No fraud detected until now
Air Europa has acknowledged that it has been hit by “a cybersecurity issue that would have had an effect on the payment environment through which purchases are managed through the website.” The organization has additionally said that “there is no evidence that the data breach has been used to commit any fraud” alongside the fact that “the rapid detection and intervention of the team to implement the established protocol has made it possible to block the security flaw and prevent new data leaks.”
The airline has issued an apology to all of its customers who were adversely affected, and it has made itself available to users who require any form of guidance.

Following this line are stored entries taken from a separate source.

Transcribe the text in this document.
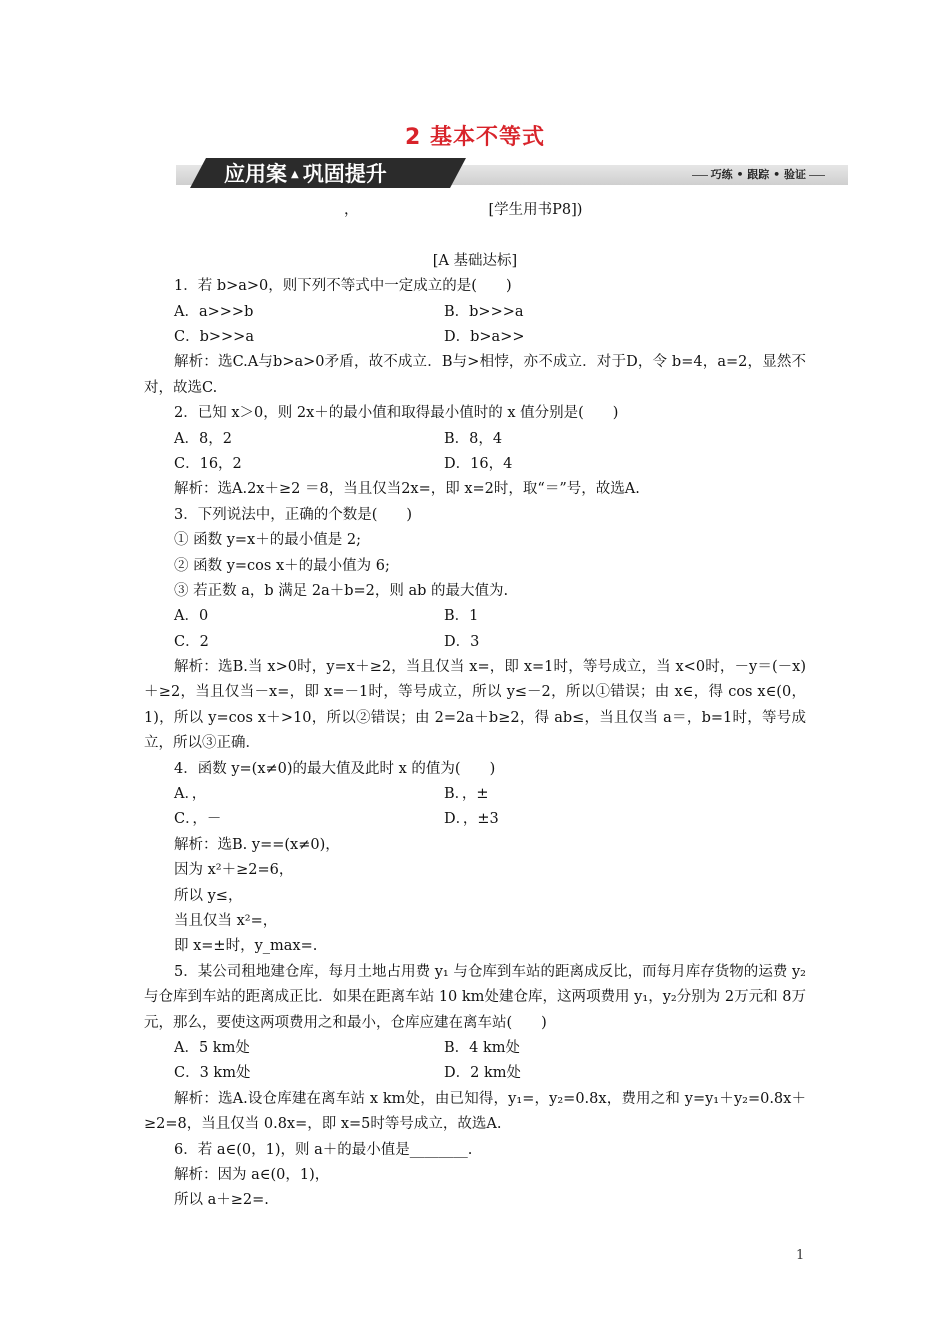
2 基本不等式
应用案 ▲ 巩固提升	巧练 • 跟踪 • 验证
，	[学生用书P8])
[A 基础达标]
1．若 b>a>0，则下列不等式中一定成立的是(　　)
A．a>>>b	B．b>>>a
C．b>>>a	D．b>a>>
解析：选C.A与b>a>0矛盾，故不成立．B与>相悖，亦不成立．对于D，令 b=4，a=2，显然不对，故选C.
2．已知 x＞0，则 2x＋的最小值和取得最小值时的 x 值分别是(　　)
A．8，2	B．8，4
C．16，2	D．16，4
解析：选A.2x＋≥2 ＝8，当且仅当2x=，即 x=2时，取“＝”号，故选A.
3．下列说法中，正确的个数是(　　)
① 函数 y=x＋的最小值是 2;
② 函数 y=cos x＋的最小值为 6;
③ 若正数 a，b 满足 2a＋b=2，则 ab 的最大值为.
A．0	B．1
C．2	D．3
解析：选B.当 x>0时，y=x＋≥2，当且仅当 x=，即 x=1时，等号成立，当 x<0时，－y＝(－x)＋≥2，当且仅当－x=，即 x=－1时，等号成立，所以 y≤－2，所以①错误；由 x∈，得 cos x∈(0，1)，所以 y=cos x＋>10，所以②错误；由 2=2a＋b≥2，得 ab≤，当且仅当 a＝，b=1时，等号成立，所以③正确．
4．函数 y=(x≠0)的最大值及此时 x 的值为(　　)
A．，	B．，±
C．，－	D．，±3
解析：选B. y==(x≠0)，
因为 x²＋≥2=6，
所以 y≤，
当且仅当 x²=，
即 x=±时，y_max=.
5．某公司租地建仓库，每月土地占用费 y₁ 与仓库到车站的距离成反比，而每月库存货物的运费 y₂ 与仓库到车站的距离成正比．如果在距离车站 10 km处建仓库，这两项费用 y₁，y₂分别为 2万元和 8万元，那么，要使这两项费用之和最小，仓库应建在离车站(　　)
A．5 km处	B．4 km处
C．3 km处	D．2 km处
解析：选A.设仓库建在离车站 x km处，由已知得，y₁=，y₂=0.8x，费用之和 y=y₁＋y₂=0.8x＋≥2=8，当且仅当 0.8x=，即 x=5时等号成立，故选A.
6．若 a∈(0，1)，则 a＋的最小值是________.
解析：因为 a∈(0，1)，
所以 a＋≥2=.
1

The company has confirmed that all of its systems are now fully operating. “Our goal is to prevent similar situations from occurring in the future, as well as minimize any inconvenience this may cause,” the conclusion of the email.
Previous Attack in 2018
This is not the first time that an accident of this kind has befallen a flight operated by the Globalia airline. It already had registered a significant hole in its computer security systems in 2018, which allowed a group of cybercriminals to access the personal and banking data of over half a million of its clients. This happened because of a vulnerability that allowed them to get access to the systems. An assault that, in addition to putting the company’s operations at risk, resulted in the corporation being fined a total of 600,000 euros by the Spanish Data Protection Agency (AEPD) in the year 2021; this was three years after the first breach.
UPDATE – PCI DSS Certificate:
Globalia – the mother company of Air Europa – published in the beginning of March 2020 that Air Europa have been certified with PCI DSS Standard for financial transactions. PCI DSS prohibits explicitly storing the CVV – the three digits secure code of every credit card. Air Europa confirmed today that those CVV Codes also had been stolen with the hack.